PhenoGazer: A high-throughput phenotyping system to track plant stress responses using hyperspectral reflectance, nighttime chlorophyll fluorescence and RGB imaging in controlled environments

Authors: HASSAN, MUHAMMAD - Oak Ridge Institute For Science And Education (ORISE); Chang, Christine

Submitted to: Plant Phenomics
Publication Type: Peer Reviewed Journal
Publication Acceptance Date: 4/24/2025
Publication Date: 4/28/2025
Citation: Hassan, M.A., Chang, C.Y. 2025. PhenoGazer: A high-throughput phenotyping system to track plant stress responses using hyperspectral reflectance, nighttime chlorophyll fluorescence and RGB imaging in controlled environments. Plant Phenomics. 7(2):100047. https://doi.org/10.1016/j.plaphe.2025.100047.
DOI: https://doi.org/10.1016/j.plaphe.2025.100047

Interpretive Summary: Automated high-throughput phenotyping (HTP) systems are advanced tools that can be used to monitor crop performance and inform farm management and breeding applications. HTP systems have been developed for field and greenhouse use, but few have been designed for controlled-environment chamber systems where plant responses to abiotic stresses can be fully controlled to eliminate sources of variability. We thus developed PhenoGazer, an automated HTP system for controlled environments that monitors plant health and development through a combination of spectral, imaging and environmental data. We present the system hardware and software design and demonstrate an example application using soybean with different irrigation treatments. Data collected by PhenoGazer can be used to accelerate understanding of the relationships between remotely sensed signals, plant performance and environmental stresses.

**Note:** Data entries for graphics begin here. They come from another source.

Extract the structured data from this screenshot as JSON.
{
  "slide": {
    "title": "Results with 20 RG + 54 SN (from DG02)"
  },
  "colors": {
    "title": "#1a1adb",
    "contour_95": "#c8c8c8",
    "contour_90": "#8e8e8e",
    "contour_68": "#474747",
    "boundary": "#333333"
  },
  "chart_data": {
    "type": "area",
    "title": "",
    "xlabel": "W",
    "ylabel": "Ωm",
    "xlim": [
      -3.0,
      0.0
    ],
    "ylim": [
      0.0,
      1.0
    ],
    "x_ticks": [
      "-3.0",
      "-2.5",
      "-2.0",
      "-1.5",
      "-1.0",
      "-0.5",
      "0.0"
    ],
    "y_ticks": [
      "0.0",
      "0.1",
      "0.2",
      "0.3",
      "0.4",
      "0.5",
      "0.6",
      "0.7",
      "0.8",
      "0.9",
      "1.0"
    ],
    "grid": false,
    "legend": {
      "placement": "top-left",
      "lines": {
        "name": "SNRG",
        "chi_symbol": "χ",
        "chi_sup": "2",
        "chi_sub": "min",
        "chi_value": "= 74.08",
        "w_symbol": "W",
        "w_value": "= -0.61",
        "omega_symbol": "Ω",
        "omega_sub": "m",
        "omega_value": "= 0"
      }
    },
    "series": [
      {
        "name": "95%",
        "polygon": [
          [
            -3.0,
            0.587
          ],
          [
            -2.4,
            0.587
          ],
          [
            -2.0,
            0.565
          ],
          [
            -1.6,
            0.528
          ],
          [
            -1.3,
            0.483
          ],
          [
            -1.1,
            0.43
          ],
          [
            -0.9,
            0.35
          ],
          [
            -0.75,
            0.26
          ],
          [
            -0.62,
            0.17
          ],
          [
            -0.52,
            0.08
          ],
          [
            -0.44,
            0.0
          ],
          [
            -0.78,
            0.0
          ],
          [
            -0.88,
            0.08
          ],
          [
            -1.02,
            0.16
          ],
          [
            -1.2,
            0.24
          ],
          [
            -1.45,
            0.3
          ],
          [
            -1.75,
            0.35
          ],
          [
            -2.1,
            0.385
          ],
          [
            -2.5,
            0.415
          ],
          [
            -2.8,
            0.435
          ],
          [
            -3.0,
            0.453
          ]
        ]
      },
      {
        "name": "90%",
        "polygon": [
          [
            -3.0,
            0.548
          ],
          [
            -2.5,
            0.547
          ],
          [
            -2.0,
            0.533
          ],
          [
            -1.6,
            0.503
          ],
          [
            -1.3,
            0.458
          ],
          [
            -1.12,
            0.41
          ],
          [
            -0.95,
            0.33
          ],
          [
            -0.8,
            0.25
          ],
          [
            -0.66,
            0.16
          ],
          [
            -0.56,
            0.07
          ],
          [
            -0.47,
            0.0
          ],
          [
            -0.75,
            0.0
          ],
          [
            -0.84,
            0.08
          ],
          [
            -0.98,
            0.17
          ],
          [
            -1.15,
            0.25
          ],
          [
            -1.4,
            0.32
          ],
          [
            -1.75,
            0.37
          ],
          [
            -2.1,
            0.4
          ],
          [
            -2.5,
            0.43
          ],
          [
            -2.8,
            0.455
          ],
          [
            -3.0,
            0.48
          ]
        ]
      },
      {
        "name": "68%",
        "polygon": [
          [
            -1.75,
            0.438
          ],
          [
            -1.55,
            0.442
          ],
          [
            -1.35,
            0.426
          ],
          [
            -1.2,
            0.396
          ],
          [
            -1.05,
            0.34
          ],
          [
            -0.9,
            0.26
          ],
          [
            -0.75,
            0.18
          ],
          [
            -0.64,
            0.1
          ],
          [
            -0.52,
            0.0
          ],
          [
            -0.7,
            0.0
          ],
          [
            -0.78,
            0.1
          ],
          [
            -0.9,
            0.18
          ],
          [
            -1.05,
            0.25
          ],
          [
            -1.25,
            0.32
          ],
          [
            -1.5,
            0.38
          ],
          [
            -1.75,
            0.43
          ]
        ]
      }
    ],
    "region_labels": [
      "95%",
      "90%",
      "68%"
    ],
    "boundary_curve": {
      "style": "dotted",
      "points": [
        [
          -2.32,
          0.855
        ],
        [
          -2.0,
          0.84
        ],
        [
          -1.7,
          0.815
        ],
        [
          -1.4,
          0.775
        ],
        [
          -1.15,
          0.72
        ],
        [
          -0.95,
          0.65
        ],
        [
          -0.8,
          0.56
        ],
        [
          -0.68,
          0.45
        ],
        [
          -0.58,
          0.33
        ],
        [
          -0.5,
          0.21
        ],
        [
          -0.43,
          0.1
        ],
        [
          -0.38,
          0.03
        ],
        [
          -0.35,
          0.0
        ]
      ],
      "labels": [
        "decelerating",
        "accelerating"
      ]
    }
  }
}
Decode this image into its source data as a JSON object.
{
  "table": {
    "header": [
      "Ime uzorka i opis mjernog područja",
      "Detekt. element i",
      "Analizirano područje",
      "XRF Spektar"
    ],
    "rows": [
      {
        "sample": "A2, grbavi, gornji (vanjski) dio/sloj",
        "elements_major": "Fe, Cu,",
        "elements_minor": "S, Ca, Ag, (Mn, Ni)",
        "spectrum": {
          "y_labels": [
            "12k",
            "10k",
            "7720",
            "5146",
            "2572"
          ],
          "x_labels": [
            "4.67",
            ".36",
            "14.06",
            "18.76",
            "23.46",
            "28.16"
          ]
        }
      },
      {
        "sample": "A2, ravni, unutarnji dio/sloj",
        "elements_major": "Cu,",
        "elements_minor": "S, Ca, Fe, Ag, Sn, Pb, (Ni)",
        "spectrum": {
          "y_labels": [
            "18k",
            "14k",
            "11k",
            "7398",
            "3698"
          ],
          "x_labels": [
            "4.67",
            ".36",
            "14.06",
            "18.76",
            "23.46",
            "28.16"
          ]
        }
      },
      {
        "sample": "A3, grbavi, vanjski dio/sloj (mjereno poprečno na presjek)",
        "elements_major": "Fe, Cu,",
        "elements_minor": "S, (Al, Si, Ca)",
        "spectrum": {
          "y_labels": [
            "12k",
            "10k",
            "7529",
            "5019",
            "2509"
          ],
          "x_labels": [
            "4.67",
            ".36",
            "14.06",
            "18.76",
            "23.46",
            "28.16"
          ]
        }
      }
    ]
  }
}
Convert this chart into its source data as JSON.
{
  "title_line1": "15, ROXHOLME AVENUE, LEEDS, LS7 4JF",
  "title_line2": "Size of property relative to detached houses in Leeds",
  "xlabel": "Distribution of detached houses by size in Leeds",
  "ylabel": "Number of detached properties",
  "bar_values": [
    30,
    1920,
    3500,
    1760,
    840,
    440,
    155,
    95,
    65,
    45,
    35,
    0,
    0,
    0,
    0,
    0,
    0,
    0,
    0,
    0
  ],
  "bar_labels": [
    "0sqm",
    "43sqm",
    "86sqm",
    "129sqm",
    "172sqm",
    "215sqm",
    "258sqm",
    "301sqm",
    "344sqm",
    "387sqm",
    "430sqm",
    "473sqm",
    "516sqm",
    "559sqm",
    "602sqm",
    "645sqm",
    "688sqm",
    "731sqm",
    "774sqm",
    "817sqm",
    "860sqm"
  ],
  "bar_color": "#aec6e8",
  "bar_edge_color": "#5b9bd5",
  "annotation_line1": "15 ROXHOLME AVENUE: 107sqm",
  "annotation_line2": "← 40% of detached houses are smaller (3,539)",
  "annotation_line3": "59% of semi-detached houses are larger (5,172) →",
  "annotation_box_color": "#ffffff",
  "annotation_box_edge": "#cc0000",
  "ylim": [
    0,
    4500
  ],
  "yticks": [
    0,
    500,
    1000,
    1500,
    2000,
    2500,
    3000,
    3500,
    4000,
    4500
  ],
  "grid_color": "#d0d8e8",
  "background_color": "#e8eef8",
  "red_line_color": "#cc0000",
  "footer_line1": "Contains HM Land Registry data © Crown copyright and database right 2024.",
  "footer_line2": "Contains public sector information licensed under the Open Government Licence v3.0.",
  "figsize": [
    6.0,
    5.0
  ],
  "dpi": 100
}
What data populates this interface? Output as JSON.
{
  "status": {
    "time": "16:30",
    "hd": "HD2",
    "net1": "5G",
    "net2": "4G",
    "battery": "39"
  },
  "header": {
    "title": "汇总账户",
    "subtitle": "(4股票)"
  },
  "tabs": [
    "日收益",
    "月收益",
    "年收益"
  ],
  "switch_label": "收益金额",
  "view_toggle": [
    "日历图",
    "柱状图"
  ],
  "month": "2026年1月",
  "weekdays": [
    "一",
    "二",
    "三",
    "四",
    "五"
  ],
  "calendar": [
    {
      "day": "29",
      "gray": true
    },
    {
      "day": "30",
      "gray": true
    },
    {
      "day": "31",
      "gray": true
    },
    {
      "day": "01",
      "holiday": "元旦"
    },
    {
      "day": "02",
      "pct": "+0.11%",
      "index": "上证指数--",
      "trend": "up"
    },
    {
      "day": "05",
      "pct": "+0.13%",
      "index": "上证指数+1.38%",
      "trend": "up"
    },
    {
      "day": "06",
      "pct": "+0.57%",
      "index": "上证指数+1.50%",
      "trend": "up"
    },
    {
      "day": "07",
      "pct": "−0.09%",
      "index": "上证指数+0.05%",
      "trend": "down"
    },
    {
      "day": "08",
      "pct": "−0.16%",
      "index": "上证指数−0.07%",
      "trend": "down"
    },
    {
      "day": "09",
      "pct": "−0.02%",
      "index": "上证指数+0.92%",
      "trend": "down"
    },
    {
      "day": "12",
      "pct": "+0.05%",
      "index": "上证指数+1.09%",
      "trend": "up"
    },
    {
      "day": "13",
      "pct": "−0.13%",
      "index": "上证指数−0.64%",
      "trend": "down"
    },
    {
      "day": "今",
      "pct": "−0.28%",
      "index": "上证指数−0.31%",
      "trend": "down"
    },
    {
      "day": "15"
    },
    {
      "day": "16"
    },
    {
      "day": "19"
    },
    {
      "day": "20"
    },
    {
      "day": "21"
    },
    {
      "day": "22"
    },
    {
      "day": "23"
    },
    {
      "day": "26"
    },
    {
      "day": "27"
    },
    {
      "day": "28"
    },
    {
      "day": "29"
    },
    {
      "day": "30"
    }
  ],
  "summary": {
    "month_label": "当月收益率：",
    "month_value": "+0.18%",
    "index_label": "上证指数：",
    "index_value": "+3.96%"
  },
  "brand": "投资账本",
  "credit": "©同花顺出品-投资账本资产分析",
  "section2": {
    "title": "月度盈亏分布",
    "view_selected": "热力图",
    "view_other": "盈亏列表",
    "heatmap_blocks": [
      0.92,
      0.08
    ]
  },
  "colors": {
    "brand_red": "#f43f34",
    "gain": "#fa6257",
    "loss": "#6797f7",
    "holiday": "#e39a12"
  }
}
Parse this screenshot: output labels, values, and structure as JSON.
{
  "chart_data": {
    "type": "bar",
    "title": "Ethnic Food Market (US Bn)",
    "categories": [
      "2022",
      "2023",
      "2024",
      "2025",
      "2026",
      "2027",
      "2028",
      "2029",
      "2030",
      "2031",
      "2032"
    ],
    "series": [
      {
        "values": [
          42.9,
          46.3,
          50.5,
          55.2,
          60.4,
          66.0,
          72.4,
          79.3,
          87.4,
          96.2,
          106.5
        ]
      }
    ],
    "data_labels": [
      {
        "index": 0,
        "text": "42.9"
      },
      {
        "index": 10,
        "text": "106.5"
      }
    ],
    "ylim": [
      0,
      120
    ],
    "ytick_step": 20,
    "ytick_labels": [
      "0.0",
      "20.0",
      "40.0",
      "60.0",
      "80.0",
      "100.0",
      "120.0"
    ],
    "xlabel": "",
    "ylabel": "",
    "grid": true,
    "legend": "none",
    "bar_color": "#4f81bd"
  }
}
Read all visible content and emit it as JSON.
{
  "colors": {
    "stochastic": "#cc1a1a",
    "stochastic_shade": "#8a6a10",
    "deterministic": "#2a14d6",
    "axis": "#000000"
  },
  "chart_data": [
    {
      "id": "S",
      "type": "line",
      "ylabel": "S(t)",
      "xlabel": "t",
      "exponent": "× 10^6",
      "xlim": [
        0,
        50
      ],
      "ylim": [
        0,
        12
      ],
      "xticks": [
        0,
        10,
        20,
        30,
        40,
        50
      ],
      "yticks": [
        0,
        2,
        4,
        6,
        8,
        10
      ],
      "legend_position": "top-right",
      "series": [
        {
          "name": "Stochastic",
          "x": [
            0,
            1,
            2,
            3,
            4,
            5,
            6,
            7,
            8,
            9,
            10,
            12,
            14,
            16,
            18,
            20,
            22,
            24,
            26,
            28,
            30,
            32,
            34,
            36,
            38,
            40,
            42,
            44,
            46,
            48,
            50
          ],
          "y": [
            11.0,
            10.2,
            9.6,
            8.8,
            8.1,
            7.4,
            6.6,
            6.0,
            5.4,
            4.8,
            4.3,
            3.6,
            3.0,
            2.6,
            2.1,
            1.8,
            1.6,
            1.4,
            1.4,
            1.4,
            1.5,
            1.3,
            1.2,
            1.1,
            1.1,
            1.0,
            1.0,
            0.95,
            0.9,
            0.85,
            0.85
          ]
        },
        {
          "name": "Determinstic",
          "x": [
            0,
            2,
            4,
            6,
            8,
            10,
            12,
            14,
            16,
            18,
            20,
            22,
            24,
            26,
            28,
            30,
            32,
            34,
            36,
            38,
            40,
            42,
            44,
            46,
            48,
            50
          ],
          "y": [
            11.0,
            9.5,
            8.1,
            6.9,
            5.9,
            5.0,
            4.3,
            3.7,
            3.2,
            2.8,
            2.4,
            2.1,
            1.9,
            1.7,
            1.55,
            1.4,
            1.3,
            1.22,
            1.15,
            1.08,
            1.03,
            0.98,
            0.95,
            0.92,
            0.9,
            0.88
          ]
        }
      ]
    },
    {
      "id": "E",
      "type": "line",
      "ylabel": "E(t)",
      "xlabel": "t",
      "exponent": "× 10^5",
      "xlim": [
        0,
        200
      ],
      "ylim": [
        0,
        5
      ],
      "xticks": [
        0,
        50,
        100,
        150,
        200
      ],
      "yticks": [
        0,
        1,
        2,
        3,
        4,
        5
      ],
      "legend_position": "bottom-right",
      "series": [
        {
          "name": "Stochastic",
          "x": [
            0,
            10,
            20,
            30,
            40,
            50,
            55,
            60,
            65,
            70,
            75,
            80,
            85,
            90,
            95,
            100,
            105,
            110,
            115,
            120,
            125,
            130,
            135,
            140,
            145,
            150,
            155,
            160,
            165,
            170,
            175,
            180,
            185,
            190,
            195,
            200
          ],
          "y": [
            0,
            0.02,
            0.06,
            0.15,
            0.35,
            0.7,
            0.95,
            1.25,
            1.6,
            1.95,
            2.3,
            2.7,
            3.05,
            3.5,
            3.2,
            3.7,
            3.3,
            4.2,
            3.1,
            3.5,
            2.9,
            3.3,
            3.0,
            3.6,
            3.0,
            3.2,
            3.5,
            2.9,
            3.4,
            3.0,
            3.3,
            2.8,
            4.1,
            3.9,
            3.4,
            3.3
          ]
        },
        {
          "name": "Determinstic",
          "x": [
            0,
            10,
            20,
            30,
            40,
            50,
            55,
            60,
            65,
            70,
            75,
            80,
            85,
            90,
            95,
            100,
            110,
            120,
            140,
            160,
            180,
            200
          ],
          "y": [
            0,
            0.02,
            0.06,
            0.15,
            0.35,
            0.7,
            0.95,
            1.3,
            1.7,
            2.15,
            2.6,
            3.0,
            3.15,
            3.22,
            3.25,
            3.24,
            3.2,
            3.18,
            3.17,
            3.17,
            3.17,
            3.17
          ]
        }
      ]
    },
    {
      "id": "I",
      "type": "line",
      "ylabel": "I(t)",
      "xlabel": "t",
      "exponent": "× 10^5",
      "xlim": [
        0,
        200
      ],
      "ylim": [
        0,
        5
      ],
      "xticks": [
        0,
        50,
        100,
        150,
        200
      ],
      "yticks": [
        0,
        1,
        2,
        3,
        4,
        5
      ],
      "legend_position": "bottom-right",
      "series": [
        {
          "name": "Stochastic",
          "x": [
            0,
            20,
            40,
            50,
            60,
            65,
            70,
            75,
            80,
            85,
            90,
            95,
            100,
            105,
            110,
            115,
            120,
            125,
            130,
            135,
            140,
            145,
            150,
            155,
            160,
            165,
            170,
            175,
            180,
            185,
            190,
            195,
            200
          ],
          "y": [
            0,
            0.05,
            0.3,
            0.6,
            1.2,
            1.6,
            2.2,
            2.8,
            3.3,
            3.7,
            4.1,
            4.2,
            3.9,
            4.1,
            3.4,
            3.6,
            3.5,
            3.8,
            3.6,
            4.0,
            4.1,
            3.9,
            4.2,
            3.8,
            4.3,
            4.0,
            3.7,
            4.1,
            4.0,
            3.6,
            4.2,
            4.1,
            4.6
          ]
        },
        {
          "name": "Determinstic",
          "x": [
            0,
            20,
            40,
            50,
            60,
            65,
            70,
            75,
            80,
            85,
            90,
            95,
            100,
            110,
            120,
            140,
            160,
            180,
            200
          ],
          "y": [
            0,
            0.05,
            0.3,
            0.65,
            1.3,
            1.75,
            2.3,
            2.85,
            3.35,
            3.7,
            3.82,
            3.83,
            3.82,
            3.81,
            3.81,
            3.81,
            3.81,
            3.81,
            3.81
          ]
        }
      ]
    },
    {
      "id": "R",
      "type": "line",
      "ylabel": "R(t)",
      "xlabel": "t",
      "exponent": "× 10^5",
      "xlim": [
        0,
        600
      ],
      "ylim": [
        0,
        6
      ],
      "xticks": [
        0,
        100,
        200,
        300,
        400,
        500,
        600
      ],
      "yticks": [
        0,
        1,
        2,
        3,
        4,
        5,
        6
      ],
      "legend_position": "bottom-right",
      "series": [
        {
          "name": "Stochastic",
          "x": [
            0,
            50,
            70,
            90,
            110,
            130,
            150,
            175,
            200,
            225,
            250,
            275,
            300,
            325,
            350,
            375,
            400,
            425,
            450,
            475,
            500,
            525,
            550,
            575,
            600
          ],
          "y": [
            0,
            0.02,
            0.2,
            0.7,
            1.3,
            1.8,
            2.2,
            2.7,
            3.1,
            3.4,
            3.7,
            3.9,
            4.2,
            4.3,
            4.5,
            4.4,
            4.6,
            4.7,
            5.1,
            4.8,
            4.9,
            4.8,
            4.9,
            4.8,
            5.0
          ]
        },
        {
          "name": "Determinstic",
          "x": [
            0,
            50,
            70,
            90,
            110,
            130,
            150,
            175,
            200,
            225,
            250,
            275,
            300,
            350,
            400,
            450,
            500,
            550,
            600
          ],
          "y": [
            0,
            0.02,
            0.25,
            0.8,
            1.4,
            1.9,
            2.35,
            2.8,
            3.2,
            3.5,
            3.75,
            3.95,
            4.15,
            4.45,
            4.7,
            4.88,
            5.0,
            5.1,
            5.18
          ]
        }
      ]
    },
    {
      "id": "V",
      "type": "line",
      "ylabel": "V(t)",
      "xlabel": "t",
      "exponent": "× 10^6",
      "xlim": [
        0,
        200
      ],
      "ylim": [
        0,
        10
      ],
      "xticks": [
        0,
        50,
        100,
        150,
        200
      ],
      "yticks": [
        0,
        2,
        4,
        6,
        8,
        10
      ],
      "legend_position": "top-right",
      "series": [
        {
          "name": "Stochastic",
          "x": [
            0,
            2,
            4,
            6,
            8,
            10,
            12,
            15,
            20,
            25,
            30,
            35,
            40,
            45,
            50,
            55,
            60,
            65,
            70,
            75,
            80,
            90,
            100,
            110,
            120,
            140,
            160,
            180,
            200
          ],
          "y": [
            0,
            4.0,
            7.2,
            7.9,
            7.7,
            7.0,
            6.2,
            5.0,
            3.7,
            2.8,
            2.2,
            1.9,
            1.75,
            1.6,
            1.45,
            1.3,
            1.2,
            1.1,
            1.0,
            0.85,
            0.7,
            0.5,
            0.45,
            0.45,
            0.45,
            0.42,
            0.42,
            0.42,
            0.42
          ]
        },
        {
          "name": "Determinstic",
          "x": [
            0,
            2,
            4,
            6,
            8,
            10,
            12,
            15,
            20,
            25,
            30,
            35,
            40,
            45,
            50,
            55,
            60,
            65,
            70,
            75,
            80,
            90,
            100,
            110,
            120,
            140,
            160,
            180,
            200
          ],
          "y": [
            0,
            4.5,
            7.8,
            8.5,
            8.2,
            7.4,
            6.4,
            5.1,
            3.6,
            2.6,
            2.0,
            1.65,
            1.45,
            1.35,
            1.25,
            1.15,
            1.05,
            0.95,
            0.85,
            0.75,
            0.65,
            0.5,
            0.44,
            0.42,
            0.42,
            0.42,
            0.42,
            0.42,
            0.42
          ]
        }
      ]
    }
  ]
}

Technical Abstract: High throughput phenotyping for crop monitoring at both leaf and canopy scales is essential for understanding plant responses to various stresses. PhenoGazer, a high-throughput phenotyping system, enhances crop monitoring in controlled environments by integrating a portable hyperspectral spectrometer with eight fiber optics, four Raspberry Pi cameras, and blue LED lights. This system allows for comprehensive assessment of plant health and development. PhenoGazer features automated moveable upper and lower racks for continuous measurements. The lower rack, equipped with four blue LED lights and spectrometer fiber optics, captures blue light-induced chlorophyll fluorescence at night. The upper rack, carrying four spectrometer fiber optics and cameras, captures hyperspectral reflectance and RGB images during the day. This dual capability enables detailed evaluation of plant phenology, stress responses, and growth dynamics throughout the entire crop growth cycle. Fully automated and managed by a Raspberry Pi running Python scripts, PhenoGazer ensures precise control and data acquisition with minimal human intervention. Additionally, it includes continuous measurements through a datalogger to acquire photosynthetically active radiation (PAR), soil moisture and temperature, and features expansion capability for additional analog or digital sensors as desired by end users. To test the system, soybean plants were grown under varying water and temperature treatments to monitor growth and stress responses. PhenoGazer successfully phenotyped plants under different conditions in a walk-in growth chamber. By combining chlorophyll fluorescence, hyperspectral reflectance, and RGB imaging, PhenoGazer represents a significant advancement in plant phenotyping technology, enhancing our understanding of crop responses to environmental conditions and supporting optimized crop performance in research and agricultural applications.